I woke the redneck up … tapping him on the shoulder and giving him the hand signal for “flare”, then pouting my lips saying .. “Its bad”, then I turned and headed out to the pond.  My daughter was kind to get me a hot pack and make sure I was as settled as possible until my husband came out to sit beside me.  It was all I could do to just put my head down on top of my knees and ride the intense waves of discomfort.  My son came out to say good morning.  I looked up and said, its a bad one, and he said, awe, its been a while since you’ve had a bad one, I’m sorry.

So I waited with the inevitable pain and discomfort.  The knowing that there was nothing I could do to make it go away.  I was on my knees with my head down on the stones next to the koi pond … in prayer pose as no small pun I suppose.  My husband was silently sitting by my side as he was no doubt trying to still wake up sans coffee.

Then the oddest thing happened … our little itsy bitsy schnauzer (who has actually grown up to be a full size miniature) came over in between my husband and I and used his thigh as a stepping stone to crawl up onto my flat back as I sat very still.  Bitz welcomes being held, she does.  But she is full of effervescence and high energy.  So when she pressed the weight of her full body down into my spine and laid her head and neck flat against my upper back … I could feel her presence.  At once I was reminded of Bella and the acupressure points she would touch against my back as she would press her body into mine.  And how my precious Dalai would sit in my lap and lean into my ribs without any movement and just wait for me to finish a flare.  Somehow, even without ever meeting my previous rescue dogs, Mz Bitz knew the dharma and seemed to know just where to place her body as we waited out the storm.  Occasionally she would stand, press her paws around the edges of my spine … and then sit back down and lay her body as flat as could be, so that all of her was touching as much of me as possible.

After some time (much more than I would have hoped for, but certainly less than the eternity in my mental story) the pain and pressure eased up and I could feel the flare slowly lifting.  I sat up, exhausted, and leaned into the garage door beside the pond.  Bitsy slid off of my back and sat up at my feet checking on me every now and Zen.  The redneck went inside and got a cup of coffee that was waiting in the pot.  Which was what I had been doing when the flare first hit.  And for the rest of the day, my body was weak and I had to realize that sometimes there is simply nothing to do but wait and let my body recover.

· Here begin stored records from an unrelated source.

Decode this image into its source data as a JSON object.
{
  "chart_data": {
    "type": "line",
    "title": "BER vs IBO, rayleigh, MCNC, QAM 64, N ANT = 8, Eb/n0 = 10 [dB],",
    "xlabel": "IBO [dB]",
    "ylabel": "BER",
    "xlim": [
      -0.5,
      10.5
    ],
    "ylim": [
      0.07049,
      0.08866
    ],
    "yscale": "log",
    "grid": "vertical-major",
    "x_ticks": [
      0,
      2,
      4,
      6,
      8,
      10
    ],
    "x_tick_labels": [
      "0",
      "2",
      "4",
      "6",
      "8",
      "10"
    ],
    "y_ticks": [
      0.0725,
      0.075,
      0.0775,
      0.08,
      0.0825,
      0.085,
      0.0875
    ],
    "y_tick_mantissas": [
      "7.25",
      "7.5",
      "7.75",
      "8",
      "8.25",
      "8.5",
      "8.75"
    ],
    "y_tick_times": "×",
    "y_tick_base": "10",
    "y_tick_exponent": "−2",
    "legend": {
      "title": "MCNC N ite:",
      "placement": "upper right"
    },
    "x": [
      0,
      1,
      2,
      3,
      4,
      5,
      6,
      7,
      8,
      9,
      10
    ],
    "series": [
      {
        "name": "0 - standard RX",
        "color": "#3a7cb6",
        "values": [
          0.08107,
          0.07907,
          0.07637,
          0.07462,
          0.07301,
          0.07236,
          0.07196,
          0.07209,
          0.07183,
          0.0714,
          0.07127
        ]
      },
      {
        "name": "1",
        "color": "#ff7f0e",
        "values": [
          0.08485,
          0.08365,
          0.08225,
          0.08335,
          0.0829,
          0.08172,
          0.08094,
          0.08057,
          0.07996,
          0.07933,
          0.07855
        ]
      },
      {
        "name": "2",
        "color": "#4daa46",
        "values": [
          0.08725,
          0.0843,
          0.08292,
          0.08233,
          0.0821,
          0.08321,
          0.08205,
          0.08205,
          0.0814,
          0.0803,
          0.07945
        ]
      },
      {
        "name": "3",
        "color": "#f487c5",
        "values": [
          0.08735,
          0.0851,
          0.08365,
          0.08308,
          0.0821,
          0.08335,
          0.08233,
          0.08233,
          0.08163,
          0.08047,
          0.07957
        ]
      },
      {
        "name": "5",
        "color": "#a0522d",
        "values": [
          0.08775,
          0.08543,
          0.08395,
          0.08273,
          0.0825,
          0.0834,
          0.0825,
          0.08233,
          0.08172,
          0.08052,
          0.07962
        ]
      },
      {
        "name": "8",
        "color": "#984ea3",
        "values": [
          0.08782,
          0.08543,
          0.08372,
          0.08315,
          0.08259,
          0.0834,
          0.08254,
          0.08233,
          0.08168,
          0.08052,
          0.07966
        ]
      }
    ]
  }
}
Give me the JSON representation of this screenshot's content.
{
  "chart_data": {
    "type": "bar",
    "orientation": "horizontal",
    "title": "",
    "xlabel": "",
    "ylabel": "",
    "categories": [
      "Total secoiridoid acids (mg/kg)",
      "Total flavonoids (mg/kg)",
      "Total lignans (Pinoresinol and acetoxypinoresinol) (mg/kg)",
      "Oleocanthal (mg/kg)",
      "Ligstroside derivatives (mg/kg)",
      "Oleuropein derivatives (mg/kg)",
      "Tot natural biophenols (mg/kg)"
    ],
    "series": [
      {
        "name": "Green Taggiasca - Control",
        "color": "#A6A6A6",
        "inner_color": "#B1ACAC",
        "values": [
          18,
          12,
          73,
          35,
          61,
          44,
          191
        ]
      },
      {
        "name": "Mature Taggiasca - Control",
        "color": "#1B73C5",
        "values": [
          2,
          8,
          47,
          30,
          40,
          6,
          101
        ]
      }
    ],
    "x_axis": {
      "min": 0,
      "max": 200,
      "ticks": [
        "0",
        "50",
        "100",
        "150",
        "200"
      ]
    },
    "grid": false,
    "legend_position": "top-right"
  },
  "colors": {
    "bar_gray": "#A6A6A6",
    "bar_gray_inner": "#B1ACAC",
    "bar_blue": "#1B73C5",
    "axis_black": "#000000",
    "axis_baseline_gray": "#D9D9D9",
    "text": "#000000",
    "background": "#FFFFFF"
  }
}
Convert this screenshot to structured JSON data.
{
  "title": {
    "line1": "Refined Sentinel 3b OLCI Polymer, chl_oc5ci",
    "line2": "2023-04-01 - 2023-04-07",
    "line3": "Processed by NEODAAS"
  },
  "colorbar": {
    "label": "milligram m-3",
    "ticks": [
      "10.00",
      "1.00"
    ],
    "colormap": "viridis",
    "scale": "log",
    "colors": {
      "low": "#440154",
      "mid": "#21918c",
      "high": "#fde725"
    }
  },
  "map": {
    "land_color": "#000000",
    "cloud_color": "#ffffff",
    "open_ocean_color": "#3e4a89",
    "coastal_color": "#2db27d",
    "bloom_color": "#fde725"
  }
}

There wasn’t anything to do.  No pill to take, nothing to prevent the next flare and no way of knowing when that would be.  In moments, or marches at monuments, there may be nothing more we can do but express that which we feel in our heart and embrace those who see and understand why we are suffering.  In silence or service, we are there for one another.  In a not so shaggy dog story we find a way to let them know we have their back, and they are not alone.